Beyond Echinacea: Native Plants Awaiting our Attention, Breeding and Selection
The drive toward planting natives is not a fad, but a direction that will continue to expand in the market. While inkberry holly, clethra and echinacea cultivars are almost ubiquitous in landscapes, gardeners will continue to seek the new and different, the ecologically positive, and the beautiful. Through increased knowledge of species needing our recognition, the industry is brimming with opportunities using plants that are literally at our doorstep.
A lifelong native of the Washington, D.C. area, Bill traces his interest in horticulture to earliest childhood. Initially uninterested in reading, his parents bought him plant books; within days he was bringing plant parts home for identification and learning to pronounce their scientific names.

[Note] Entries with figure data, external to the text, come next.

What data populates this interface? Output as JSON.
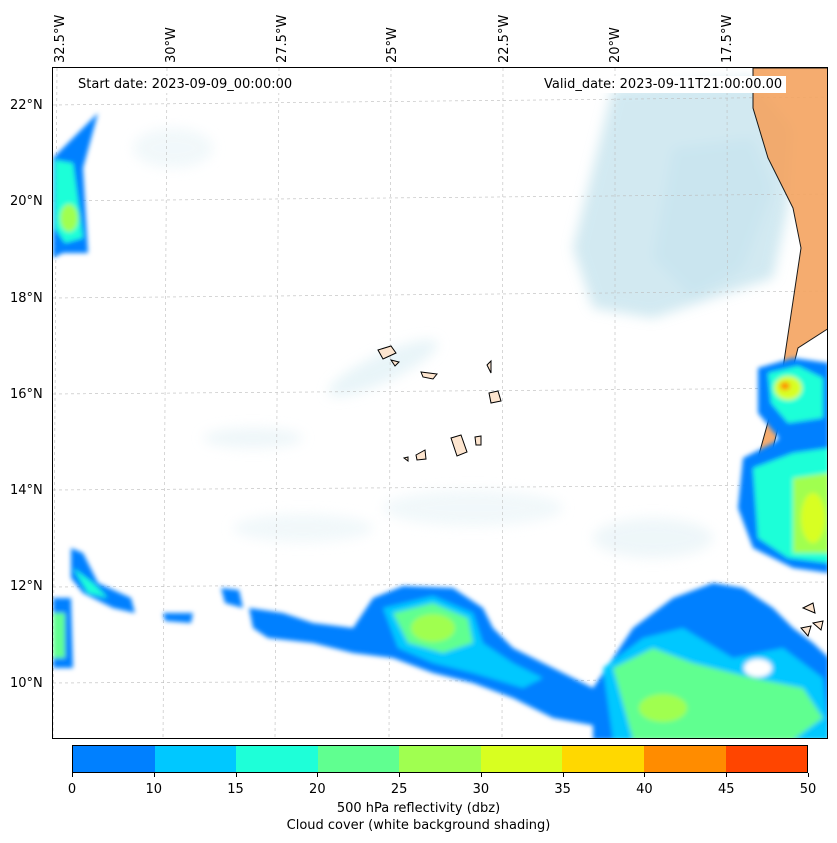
{
  "map": {
    "start_date": "Start date: 2023-09-09_00:00:00",
    "valid_date": "Valid_date: 2023-09-11T21:00:00.00",
    "lon_labels": [
      "32.5°W",
      "30°W",
      "27.5°W",
      "25°W",
      "22.5°W",
      "20°W",
      "17.5°W"
    ],
    "lat_labels": [
      "22°N",
      "20°N",
      "18°N",
      "16°N",
      "14°N",
      "12°N",
      "10°N"
    ],
    "land_color": "#f4a460",
    "cloud_color": "#add8e6"
  },
  "colorbar": {
    "ticks": [
      "0",
      "10",
      "15",
      "20",
      "25",
      "30",
      "35",
      "40",
      "45",
      "50"
    ],
    "colors": [
      "#0080ff",
      "#00c8ff",
      "#1effd8",
      "#60ff90",
      "#a0ff50",
      "#d8ff20",
      "#ffd800",
      "#ff8c00",
      "#ff4500"
    ],
    "label_line1": "500 hPa reflectivity (dbz)",
    "label_line2": "Cloud cover (white background shading)"
  }
}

While earning his B.S. in ornamental horticulture, Bill worked as a research assistant at the USDA Beltsville Agricultural Research Center, providing him a balanced perspective in the plant sciences. Hired as a horticulturist at the U.S. Botanic Garden upon graduation in 1986, Mr. McLaughlin cultivated of a vast array of accessioned plant species, both temperate and tropical. In 1996 he was placed in charge of plant selection for a new project, the National Garden, a joint public-private project. In 2005 he became the first Curator of Plants for the Botanic Garden, allowing oversight of the entirety of the garden’s plant-based content. In 2006 the long awaited three acre National Garden debuted, featuring roses and Mid-Atlantic native plants. Since that time, Bill has busied himself with refining the body of plant collections throughout the Botanic Garden to illustrate its scientific, aesthetic, and educational mission. As speaker, consultant, and advisor to professionals, researchers and publishers, Bill extends the Garden’s reach in horticultural expertise to the greater public.